In just two years, OurCrowd has invested over $110 million from accredited investors for its 68 — “Wait a minute, we just signed up a new one yesterday, so now it’s 69,” said Medved mid-sentence — companies, in the areas of cybersecurity, medtech, agritech, big data, robotics, financial technology, the Internet of Things, and more.
Currently, 80% of the companies in OurCrowd’s portfolio are Israeli, while most of the others are “Israeli affiliated” — located in the US with Israeli-American partners, etc.
But increasingly, companies that have nothing to do with Israel are contacting OurCrowd, seeking to enter the world’s biggest crowdfunding platform, and Medved is amenable to accepting them. “It’s good for us, of course, but it also helps cement relationships in the tech world with Israel. We’re proud to manage these companies’ funding from Jerusalem. That, to me, is a great example of Zionism.”

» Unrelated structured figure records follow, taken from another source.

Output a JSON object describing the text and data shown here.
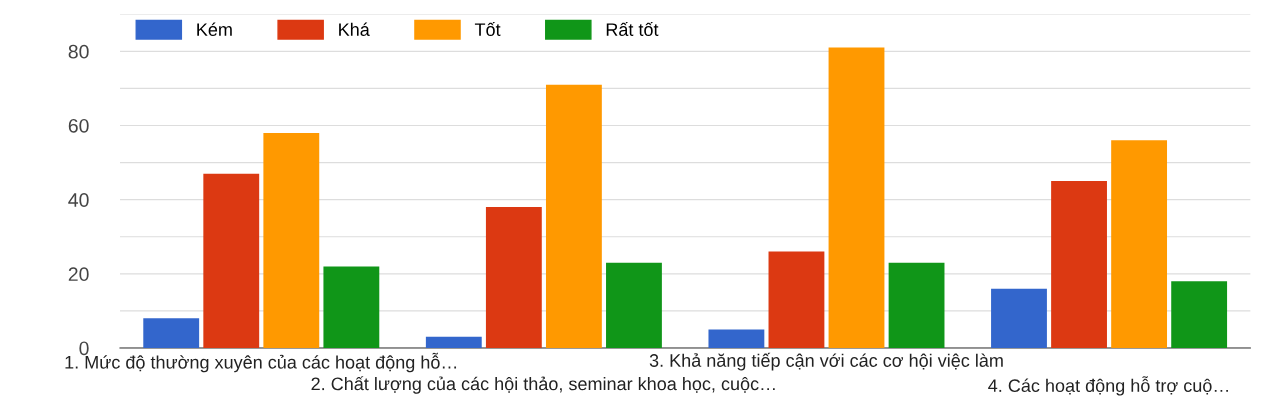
{
  "chart_data": {
    "type": "bar",
    "categories": [
      "1. Mức độ thường xuyên của các hoạt động hỗ…",
      "2. Chất lượng của các hội thảo, seminar khoa học, cuộc…",
      "3. Khả năng tiếp cận với các cơ hội việc làm",
      "4. Các hoạt động hỗ trợ cuộ…"
    ],
    "series": [
      {
        "name": "Kém",
        "color": "#3366cc",
        "values": [
          8,
          3,
          5,
          16
        ]
      },
      {
        "name": "Khá",
        "color": "#dc3912",
        "values": [
          47,
          38,
          26,
          45
        ]
      },
      {
        "name": "Tốt",
        "color": "#ff9900",
        "values": [
          58,
          71,
          81,
          56
        ]
      },
      {
        "name": "Rất tốt",
        "color": "#109618",
        "values": [
          22,
          23,
          23,
          18
        ]
      }
    ],
    "ylim": [
      0,
      90
    ],
    "yticks": [
      0,
      {
        "value": 10,
        "label": null
      },
      20,
      {
        "value": 30,
        "label": null
      },
      40,
      {
        "value": 50,
        "label": null
      },
      60,
      {
        "value": 70,
        "label": null
      },
      80,
      {
        "value": 90,
        "label": null
      }
    ],
    "grid": "y",
    "legend": "top left"
  }
}
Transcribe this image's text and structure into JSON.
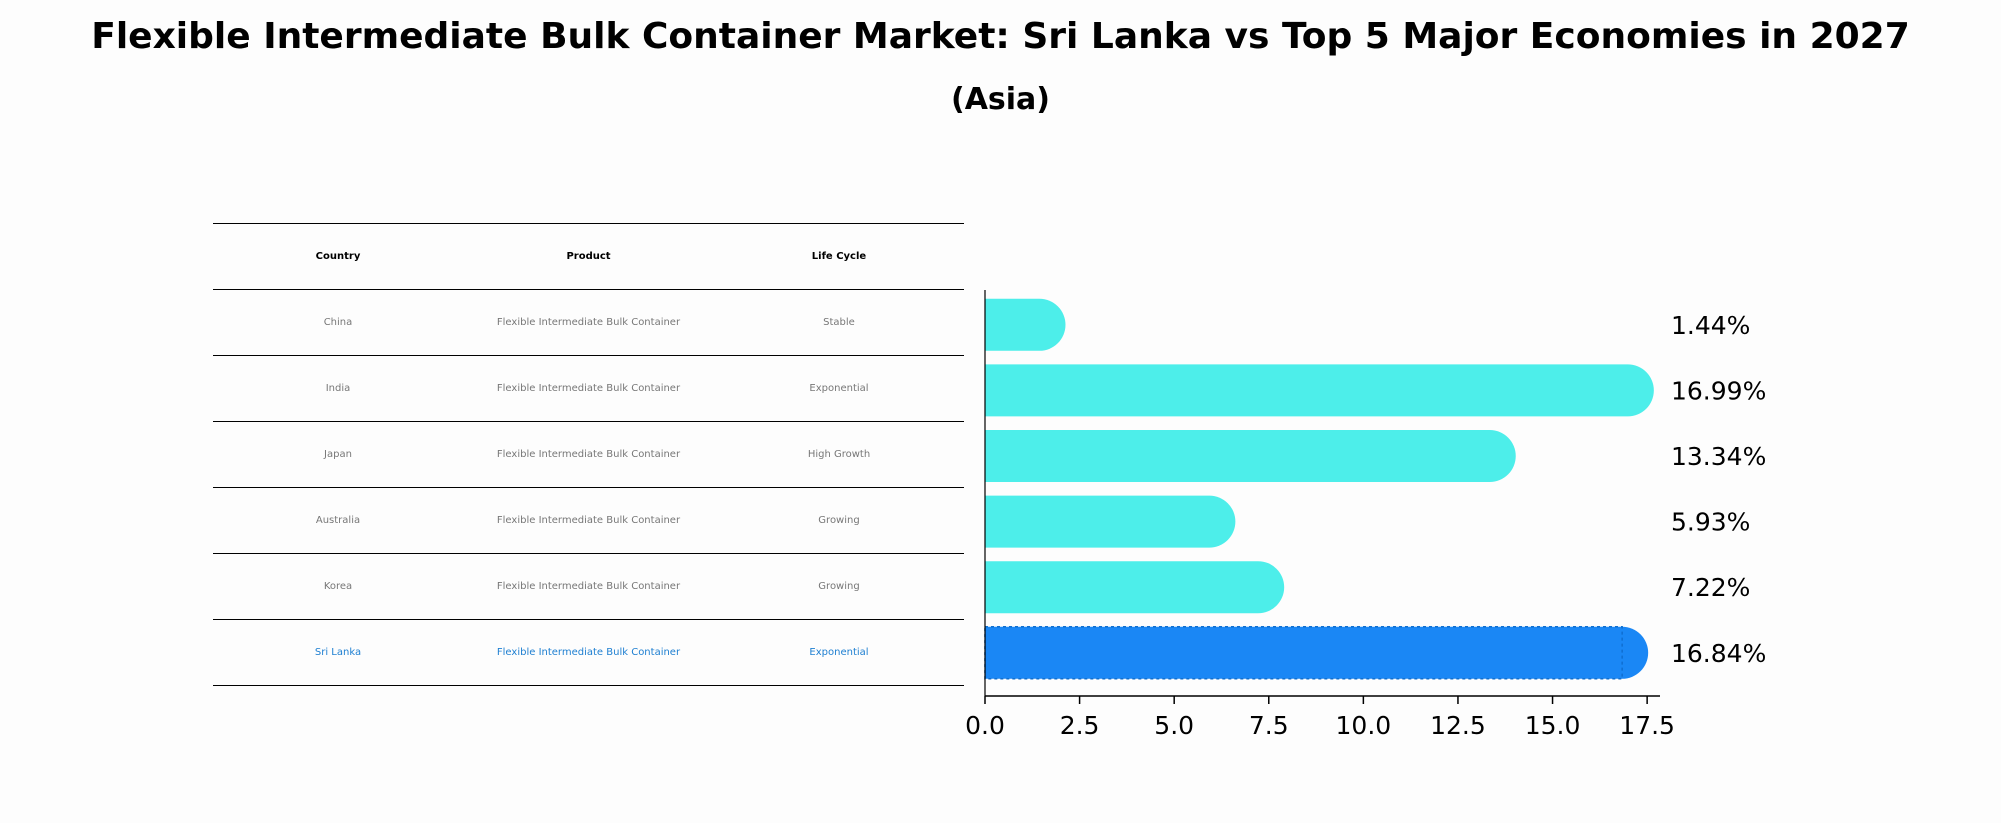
{
  "title": "Flexible Intermediate Bulk Container Market: Sri Lanka vs Top 5 Major Economies in 2027",
  "subtitle": "(Asia)",
  "table": {
    "headers": [
      "Country",
      "Product",
      "Life Cycle"
    ],
    "rows": [
      {
        "country": "China",
        "product": "Flexible Intermediate Bulk Container",
        "life_cycle": "Stable"
      },
      {
        "country": "India",
        "product": "Flexible Intermediate Bulk Container",
        "life_cycle": "Exponential"
      },
      {
        "country": "Japan",
        "product": "Flexible Intermediate Bulk Container",
        "life_cycle": "High Growth"
      },
      {
        "country": "Australia",
        "product": "Flexible Intermediate Bulk Container",
        "life_cycle": "Growing"
      },
      {
        "country": "Korea",
        "product": "Flexible Intermediate Bulk Container",
        "life_cycle": "Growing"
      },
      {
        "country": "Sri Lanka",
        "product": "Flexible Intermediate Bulk Container",
        "life_cycle": "Exponential"
      }
    ]
  },
  "colors": {
    "bar": "#4deeea",
    "highlight_bar": "#1a87f5",
    "highlight_text": "#1e7fd1",
    "table_text": "#777777"
  },
  "chart_data": {
    "type": "bar",
    "orientation": "horizontal",
    "categories": [
      "China",
      "India",
      "Japan",
      "Australia",
      "Korea",
      "Sri Lanka"
    ],
    "values": [
      1.44,
      16.99,
      13.34,
      5.93,
      7.22,
      16.84
    ],
    "value_labels": [
      "1.44%",
      "16.99%",
      "13.34%",
      "5.93%",
      "7.22%",
      "16.84%"
    ],
    "highlight": "Sri Lanka",
    "xlim": [
      0,
      17.84
    ],
    "xticks": [
      0.0,
      2.5,
      5.0,
      7.5,
      10.0,
      12.5,
      15.0,
      17.5
    ],
    "xtick_labels": [
      "0.0",
      "2.5",
      "5.0",
      "7.5",
      "10.0",
      "12.5",
      "15.0",
      "17.5"
    ],
    "xlabel": "",
    "ylabel": ""
  }
}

As is the great rush of multinationals to open up operations and make acquisitions in Israel. “We are in a golden age here, and there is no question that the multinationals have had a lot to do with Israel’s prominence as a tech power around the world.” While some complain that the multinationals “steal” Israeli talent and make the big bucks abroad, Medved sees it differently. “In the last two years, we have had 10 billion-dollar exits, half of them M&A deals and half of them IPOs on world stock exchanges. And in the past few months, we have something new: The private equity funds have discovered Israel, and they are scouring the country looking for opportunities.”
OurCrowd itself has extensive relationships with multinationals, most notably GE — and the growth of Israeli tech feeds on itself, attracting more and greater ties. An example, said Medved, is OurCrowd’s own new president, Anthony DeChellis, who previously served as CEO of Private Banking Americas at Credit Suisse, headed Private Wealth Management at UBS, and held a range of leadership positions at Merrill Lynch, including manager of the European Private Banking Business. “He’s a pretty high-profile guy who could go anywhere. But he wants to be here, with us in Israel, because he realizes our potential.”
A potential that is on the upswing — and has a long way to go before it crests, Medved added. “The deals are getting bigger — the average exit size in 2014 was eight times that of 2008 — and they will continue to get even bigger. That’s because the next big explosions — big data, machine vision, cybersecurity, the Internet of Things, and other hard-tech areas — are exactly the kinds of things Israel excels at. As successful as we have been, I believe we are just at the beginning of our tech journey.”